Why this matters economically: At scale, each LLM call costs money. If a table has 10,000 rows and each LLM inference costs $0.01, naive execution costs $100 per query. A 3× improvement in prefix caching reduces effective cost to ~$33. Across millions of queries, this saves millions of dollars.

The baseline: QuickGreedy (GGR)

The published SOTA uses Greedy Recursive Grouping: recursively group rows by common field values, reorder fields using schema statistics. It achieves good PHR but is slow due to repeated counter operations and deep recursion:

def QuickGreedy(df):
    # 1. Compute value counts for all values
    counts = Counter(df.stack())
    val_len = {v: len(str(v))+2 for v in counts}
    # 2. Pick max-value column
    v_star = argmax(...)
    # 3. Split rows with/without v_star
    G = rows with v_star
    R = rows without v_star
    # 4. Reorder columns in G, recurse on remainder
    # 5. Recurse on G remainder and R
    return concat(G, R)

The evolved policy

After 100 iterations (~1 hour, <$7), OpenEvolve discovers a fundamentally different approach:

def EvolvedPolicy(df):
    # 1. Cache value counts (compute ONCE)
    counts = Counter(df.stack())
    val_len = {v: len(str(v))+2 for v in counts}
    # 2. Larger base cutoff → fewer recursions
    BASE = 400
    v_star = argmax(...)
    if v_star is None: return fixed_reorder(df)
    # 3. Recurse only if |df| > BASE
    if len(df) > BASE:
        top, bottom = split(df)
        return concat(EvolvedPolicy(top),
                       EvolvedPolicy(bottom))
    # 4. Lightweight per-row heuristic:
    # sort by squared value length × continuity
    prev = None
    for row in df:
        if prev is None: ...
        matches = [c for c in df.columns
                   if row[c]==prev[c]]
        matches.sort(key=lambda c:
            val_len[row[c]], reverse=True)
        order = matches + [c for c in df.columns
                           if c not in matches]
    return df

The key innovations:

Cached value counts: Compute once globally, eliminating redundant counting at each recursion level
Direct attribute mapping: Replaces slow Pandas lookups with O(N_rows × N_cols) operations
Local per-row heuristic: Instead of global sorting, reorders fields per-row by maximizing continuity with the previous row, weighted by squared value length
Higher base threshold: Reduces recursion depth, trading grouping accuracy for speed

Result: Comparable PHR to QuickGreedy, but the reordering algorithm runs 3.9× faster. The combined score (0.5 × PHR + 0.5 × runtime_norm) is significantly higher. Tested across 5 recommendation datasets (movies, beer, BIRD, PDMX, products).

Evolution process

The search progresses in phases:

Iteration ~32: Discovers ordering by frequency × squared length (eliminates redundant value counting)
Iteration ~72: Adds normalized weights and multi-key sorting for the most informative columns
Iteration ~97: Final design with optimal speed-accuracy tradeoff, NumPy-based reordering replacing Pandas

Why does reordering table rows help reduce LLM inference cost?

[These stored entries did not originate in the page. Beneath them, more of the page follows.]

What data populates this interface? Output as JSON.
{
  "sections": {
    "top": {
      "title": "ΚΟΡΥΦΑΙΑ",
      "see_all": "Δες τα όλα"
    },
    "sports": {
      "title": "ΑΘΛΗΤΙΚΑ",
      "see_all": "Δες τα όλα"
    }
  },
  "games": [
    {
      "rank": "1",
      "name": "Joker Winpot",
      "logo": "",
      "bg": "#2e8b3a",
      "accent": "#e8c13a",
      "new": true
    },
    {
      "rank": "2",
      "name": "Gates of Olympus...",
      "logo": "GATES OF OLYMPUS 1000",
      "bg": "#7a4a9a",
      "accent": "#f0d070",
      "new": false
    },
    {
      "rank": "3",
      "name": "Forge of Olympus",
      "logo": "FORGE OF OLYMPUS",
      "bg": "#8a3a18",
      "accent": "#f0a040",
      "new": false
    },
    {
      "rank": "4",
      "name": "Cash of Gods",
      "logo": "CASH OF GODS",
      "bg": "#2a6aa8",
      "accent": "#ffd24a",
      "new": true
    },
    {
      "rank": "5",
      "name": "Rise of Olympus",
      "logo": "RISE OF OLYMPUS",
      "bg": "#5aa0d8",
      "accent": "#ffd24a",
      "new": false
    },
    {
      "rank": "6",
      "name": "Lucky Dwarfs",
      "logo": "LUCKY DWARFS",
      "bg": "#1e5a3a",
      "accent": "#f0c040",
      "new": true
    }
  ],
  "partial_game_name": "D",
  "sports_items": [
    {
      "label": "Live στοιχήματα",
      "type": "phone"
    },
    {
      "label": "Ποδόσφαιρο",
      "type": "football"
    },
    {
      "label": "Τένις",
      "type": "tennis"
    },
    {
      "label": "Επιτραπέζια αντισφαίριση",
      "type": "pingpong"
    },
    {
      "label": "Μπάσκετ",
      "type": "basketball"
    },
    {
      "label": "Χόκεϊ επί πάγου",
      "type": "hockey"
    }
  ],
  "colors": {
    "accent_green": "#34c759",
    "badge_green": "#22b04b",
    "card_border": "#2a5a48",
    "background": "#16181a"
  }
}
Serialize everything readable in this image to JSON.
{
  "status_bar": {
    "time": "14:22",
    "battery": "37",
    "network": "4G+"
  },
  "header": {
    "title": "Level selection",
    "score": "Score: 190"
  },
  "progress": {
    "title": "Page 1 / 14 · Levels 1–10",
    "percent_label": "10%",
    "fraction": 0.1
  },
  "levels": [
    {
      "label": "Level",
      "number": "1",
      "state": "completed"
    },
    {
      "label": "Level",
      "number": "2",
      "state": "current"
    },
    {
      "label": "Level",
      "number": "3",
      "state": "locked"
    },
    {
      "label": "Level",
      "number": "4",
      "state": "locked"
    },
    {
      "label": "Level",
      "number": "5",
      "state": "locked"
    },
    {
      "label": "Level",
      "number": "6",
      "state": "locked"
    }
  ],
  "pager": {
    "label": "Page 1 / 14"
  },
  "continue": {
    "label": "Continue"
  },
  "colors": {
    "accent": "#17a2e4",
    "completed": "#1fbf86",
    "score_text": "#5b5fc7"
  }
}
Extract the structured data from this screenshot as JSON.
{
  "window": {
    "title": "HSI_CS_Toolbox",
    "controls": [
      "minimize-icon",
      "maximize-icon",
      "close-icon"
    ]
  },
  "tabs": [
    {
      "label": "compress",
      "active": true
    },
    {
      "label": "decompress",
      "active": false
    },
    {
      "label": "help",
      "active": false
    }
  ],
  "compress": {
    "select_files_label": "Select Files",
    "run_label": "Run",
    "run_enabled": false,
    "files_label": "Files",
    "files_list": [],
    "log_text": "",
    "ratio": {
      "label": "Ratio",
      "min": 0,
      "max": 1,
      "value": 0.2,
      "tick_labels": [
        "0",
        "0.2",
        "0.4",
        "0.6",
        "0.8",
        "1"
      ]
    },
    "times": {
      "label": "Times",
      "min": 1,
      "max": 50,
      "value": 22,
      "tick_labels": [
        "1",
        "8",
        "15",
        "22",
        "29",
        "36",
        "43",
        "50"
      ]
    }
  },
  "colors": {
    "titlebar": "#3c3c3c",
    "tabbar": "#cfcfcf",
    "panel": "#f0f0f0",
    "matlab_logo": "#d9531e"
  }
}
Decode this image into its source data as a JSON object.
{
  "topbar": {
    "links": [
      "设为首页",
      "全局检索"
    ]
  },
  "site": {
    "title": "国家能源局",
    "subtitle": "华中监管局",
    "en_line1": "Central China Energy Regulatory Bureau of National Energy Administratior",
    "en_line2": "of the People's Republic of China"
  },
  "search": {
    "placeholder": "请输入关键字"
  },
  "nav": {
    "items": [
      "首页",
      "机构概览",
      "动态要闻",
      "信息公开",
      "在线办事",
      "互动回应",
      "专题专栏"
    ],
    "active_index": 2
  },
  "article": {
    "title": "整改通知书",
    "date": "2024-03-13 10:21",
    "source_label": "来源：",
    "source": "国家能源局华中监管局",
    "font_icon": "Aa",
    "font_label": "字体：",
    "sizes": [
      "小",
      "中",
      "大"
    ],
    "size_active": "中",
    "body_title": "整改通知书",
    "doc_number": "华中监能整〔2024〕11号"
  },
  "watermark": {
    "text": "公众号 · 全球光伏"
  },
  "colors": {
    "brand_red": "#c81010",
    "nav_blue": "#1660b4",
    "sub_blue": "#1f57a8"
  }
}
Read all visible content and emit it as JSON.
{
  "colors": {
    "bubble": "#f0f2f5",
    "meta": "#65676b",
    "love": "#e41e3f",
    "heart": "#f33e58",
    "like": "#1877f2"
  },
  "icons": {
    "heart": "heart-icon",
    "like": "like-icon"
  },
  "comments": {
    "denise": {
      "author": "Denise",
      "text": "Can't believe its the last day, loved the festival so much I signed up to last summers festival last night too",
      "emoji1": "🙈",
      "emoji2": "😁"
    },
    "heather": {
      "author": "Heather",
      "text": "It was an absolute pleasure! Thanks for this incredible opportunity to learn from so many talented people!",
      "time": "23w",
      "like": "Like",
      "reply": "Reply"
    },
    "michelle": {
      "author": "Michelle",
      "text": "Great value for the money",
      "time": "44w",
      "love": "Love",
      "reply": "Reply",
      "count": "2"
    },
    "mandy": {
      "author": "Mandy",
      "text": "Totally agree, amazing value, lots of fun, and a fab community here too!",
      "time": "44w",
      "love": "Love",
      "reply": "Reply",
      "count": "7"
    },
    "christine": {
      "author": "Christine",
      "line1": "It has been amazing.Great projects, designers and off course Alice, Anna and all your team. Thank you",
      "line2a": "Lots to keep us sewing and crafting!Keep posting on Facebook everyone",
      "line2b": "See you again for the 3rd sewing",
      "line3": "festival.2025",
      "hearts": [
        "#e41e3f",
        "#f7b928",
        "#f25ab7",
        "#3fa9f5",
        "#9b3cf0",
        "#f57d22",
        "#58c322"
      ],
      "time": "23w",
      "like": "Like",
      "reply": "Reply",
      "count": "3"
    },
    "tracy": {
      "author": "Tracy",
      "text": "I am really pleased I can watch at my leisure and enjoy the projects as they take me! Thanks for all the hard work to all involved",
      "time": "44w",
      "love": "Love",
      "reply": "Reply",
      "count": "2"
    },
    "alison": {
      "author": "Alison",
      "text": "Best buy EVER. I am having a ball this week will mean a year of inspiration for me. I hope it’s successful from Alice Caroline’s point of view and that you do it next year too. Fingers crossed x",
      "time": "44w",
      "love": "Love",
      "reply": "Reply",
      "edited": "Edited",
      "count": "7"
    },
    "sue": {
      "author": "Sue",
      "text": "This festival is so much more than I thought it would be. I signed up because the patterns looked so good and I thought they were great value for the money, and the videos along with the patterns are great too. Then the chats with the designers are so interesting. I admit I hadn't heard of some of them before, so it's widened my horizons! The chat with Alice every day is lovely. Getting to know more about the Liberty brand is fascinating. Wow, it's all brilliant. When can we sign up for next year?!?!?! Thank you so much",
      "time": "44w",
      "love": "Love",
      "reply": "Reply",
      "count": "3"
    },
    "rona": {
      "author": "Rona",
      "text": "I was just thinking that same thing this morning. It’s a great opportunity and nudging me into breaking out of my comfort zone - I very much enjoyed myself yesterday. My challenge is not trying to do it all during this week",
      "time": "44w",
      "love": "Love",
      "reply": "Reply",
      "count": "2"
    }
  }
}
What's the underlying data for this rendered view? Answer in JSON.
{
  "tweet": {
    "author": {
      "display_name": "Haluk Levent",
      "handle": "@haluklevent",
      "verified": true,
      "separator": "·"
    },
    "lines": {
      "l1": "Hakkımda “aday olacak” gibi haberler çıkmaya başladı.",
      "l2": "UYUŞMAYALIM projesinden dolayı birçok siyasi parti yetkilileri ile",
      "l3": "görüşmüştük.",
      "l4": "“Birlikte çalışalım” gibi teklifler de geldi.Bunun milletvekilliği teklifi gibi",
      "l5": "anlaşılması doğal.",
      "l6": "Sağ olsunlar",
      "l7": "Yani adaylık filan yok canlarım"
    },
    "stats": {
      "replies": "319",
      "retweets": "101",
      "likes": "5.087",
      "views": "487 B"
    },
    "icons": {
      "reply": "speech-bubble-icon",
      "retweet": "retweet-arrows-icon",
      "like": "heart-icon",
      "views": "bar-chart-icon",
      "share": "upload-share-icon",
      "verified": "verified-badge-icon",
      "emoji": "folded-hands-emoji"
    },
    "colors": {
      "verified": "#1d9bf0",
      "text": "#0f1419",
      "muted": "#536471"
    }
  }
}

Similar rows placed adjacently share long token prefixes, so the KV cache can be reused across consecutive LLM calls, skipping redundant computation It reduces the number of rows in the table It makes the SQL query simpler

Chapter 7: Case Study — Transaction Scheduling

In database systems, conflicts between transactions on shared data cause performance bottlenecks. If transaction A writes to key X and transaction B also writes to key X, they conflict. The scheduler must order transactions to minimize the total number of conflicts, thereby improving throughput.

The problem formulation

Given a set of transactions (each a sequence of read/write operations on keys), find an ordering that minimizes makespan — the total time to execute all transactions. This is equivalent to minimizing the cost of conflicts, because conflicts cause serialization delays.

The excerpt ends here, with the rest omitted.